ORONO — The U.S. Supreme Court is hearing a case with sweeping implications for public employees as it seeks to answer the question of whether or not requiring a worker to pay union dues violates his First Amendment rights by compelling him to support speech he disagrees with, i.e., the union’s political activities. The decision may prove to be historic because of its universal scope and because most union workers are now anchored in the public sector.

Twenty-eight states now have right-to-work laws, the result of a movement that is a descendant of the 1920s American Plan campaign to convince the public that unions were “un-American” and to promote the “open shop,” where union membership was not required and was sometimes forbidden. In the 1940s, 1960s and 1970s, right-to-work crusades were launched and defeated in Maine, but right-to-work advocates in the 1990s ensured that organized labor would receive no respite from its ideological opponents.

In 2003, during the administration of Democratic Maine Gov. John Baldacci, advocates of public unionism for state employees were able to secure contributions from all new hires to help cover bargaining costs. Two years later, a new contract required all state employees to pay union dues, whether or not they chose to join. That rekindled the flame of right-to-work supporters, and the Maine State Employees Association and the American Federation of State, County and Municipal Employees braced themselves for a new round of ideological resistance as the National Right-To-Work Legal Defense Foundation filed suit in U.S. District Court in Portland in 2005 on behalf of state employees who refused to pay their “fair share.”

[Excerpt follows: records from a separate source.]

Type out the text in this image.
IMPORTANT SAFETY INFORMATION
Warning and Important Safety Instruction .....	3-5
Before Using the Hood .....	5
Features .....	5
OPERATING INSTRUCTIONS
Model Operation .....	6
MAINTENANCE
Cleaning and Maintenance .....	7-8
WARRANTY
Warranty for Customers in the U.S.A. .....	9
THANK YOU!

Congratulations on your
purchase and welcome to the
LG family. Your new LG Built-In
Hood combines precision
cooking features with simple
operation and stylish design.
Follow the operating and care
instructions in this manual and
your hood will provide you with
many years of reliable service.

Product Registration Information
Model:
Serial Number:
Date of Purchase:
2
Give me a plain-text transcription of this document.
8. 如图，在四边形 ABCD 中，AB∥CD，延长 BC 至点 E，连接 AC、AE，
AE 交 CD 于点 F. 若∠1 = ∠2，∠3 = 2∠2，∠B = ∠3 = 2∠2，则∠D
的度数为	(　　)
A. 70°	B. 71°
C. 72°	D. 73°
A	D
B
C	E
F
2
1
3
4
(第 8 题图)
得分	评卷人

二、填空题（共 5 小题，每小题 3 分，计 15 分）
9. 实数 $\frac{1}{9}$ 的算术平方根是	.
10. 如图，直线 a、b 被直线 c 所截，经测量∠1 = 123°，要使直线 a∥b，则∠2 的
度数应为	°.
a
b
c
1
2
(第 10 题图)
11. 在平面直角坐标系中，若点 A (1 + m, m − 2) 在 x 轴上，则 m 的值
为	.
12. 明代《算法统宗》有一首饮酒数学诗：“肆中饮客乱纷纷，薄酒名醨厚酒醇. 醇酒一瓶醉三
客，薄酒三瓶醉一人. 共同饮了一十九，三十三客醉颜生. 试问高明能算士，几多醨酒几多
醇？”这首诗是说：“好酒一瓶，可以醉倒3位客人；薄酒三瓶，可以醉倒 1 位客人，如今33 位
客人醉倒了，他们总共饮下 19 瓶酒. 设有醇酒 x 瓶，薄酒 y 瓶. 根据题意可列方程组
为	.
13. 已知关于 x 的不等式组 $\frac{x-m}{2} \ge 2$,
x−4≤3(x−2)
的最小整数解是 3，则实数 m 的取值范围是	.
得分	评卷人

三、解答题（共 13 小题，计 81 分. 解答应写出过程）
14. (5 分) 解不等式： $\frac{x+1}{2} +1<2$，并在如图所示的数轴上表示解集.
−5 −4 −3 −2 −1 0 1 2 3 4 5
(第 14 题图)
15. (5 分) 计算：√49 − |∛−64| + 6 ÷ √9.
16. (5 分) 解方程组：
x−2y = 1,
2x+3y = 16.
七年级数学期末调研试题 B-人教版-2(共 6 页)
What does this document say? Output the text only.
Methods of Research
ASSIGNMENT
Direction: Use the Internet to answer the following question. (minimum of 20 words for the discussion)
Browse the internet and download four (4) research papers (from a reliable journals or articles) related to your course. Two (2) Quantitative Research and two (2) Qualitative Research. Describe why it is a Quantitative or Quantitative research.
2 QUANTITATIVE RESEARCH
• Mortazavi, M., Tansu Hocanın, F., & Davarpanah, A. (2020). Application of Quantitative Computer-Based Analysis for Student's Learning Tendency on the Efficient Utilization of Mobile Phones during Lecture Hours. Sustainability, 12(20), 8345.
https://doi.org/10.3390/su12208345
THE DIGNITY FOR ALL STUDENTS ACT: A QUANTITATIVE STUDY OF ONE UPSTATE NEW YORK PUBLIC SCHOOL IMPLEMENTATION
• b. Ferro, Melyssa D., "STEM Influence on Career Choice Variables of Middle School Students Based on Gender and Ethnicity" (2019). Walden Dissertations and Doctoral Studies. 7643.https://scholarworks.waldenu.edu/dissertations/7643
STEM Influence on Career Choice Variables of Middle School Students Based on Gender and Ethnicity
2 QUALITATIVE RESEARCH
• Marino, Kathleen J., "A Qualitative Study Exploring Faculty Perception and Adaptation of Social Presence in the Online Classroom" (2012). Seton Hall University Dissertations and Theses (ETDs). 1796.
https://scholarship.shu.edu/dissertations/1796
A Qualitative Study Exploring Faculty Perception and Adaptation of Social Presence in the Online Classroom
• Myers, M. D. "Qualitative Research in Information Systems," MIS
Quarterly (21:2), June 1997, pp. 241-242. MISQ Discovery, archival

The court ruled that the MSEA protected all state workers’ constitutional rights when it incorporated service fees into its collective bargaining agreement. While it became illegal in 2007 to fire a public employee for refusing to pay a service fee, the state itself could collect the fee, a gesture that advocates of individual choice called an “involuntary garnishment of wages.”

A right-to-work measure failed that year, and in 2011, despite the emergence once again of the right-to-work movement in Maine, with the blessings of Republican Gov. Paul LePage. Anti-union security measures again fell short of victory in 2012, 2013, 2014 and 2015.

Against a background of five right-to-work bills in 2017, the state’s largest public unions approved contracts that eliminated the “fair share” requirement. The union members accepted pay raises in return. The public-sector unions continue to exist and workers remain free to join and make voluntary contributions to them.

Meanwhile, whether government workers who choose not to join a union can be required to pay dues is the focus of Janus v. AFSCME, which made its way to the U.S. Supreme Court in 2016. Teachers in California claimed that such mandatory fees violated the First Amendment rights of workers who disagreed with the union’s political views. The outcome could affect about 5 million workers in 24 states and the District of Columbia.

Critics of so-called “compulsory unionism” ask: “Who should decide which individual should join any organization? It is our individual freedom to choose for ourselves.” This species of argument has a universal ring of truth. Individual choice, as generally viewed, is the essence of freedom. Right-to-work advocates also declare that they don’t oppose labor unions, only “compulsory” union membership, a seemingly perfect marriage of individual freedom and collective action. For unions, however, this translates into acceptance of unions – as long as they are powerless “paper tigers.”

For organized labor, the right-to-work language of individual freedom serves as veiled ideological opposition to the collective voice of workers, a deceptive misnomer and a loaded slogan aimed at killing labor unions. Right-to-work measures are “right-to-wreck” measures, union-busting tactics, as well as a sanctuary for workers who evade personal responsibility for benefits gained through the collective efforts of others. Politically, organized labor views right-to-work measures as a legal means of neutralizing its power by paralyzing its economic (purse) and political (Democratic Party) muscle.

Right-to-work ideology is generally endorsed by those who view the labor movement as a challenge to employers’ sovereignty over the workplace and find it expeditious to argue that organized labor is the dialectical opposite of individual freedom, an incubator of radical ideas and hostile to a favorable business climate, economic progress and survival in a global economy.

A fragile labor movement, battered by winds of changes in technology and markets, a new employer offensive against organized labor, sweeping demographic changes and graphic inequalities in income and wealth, nervously braces for the high court’s decision. It remains to be seen how organized labor and workers will react if the legal winds prove unfavorable.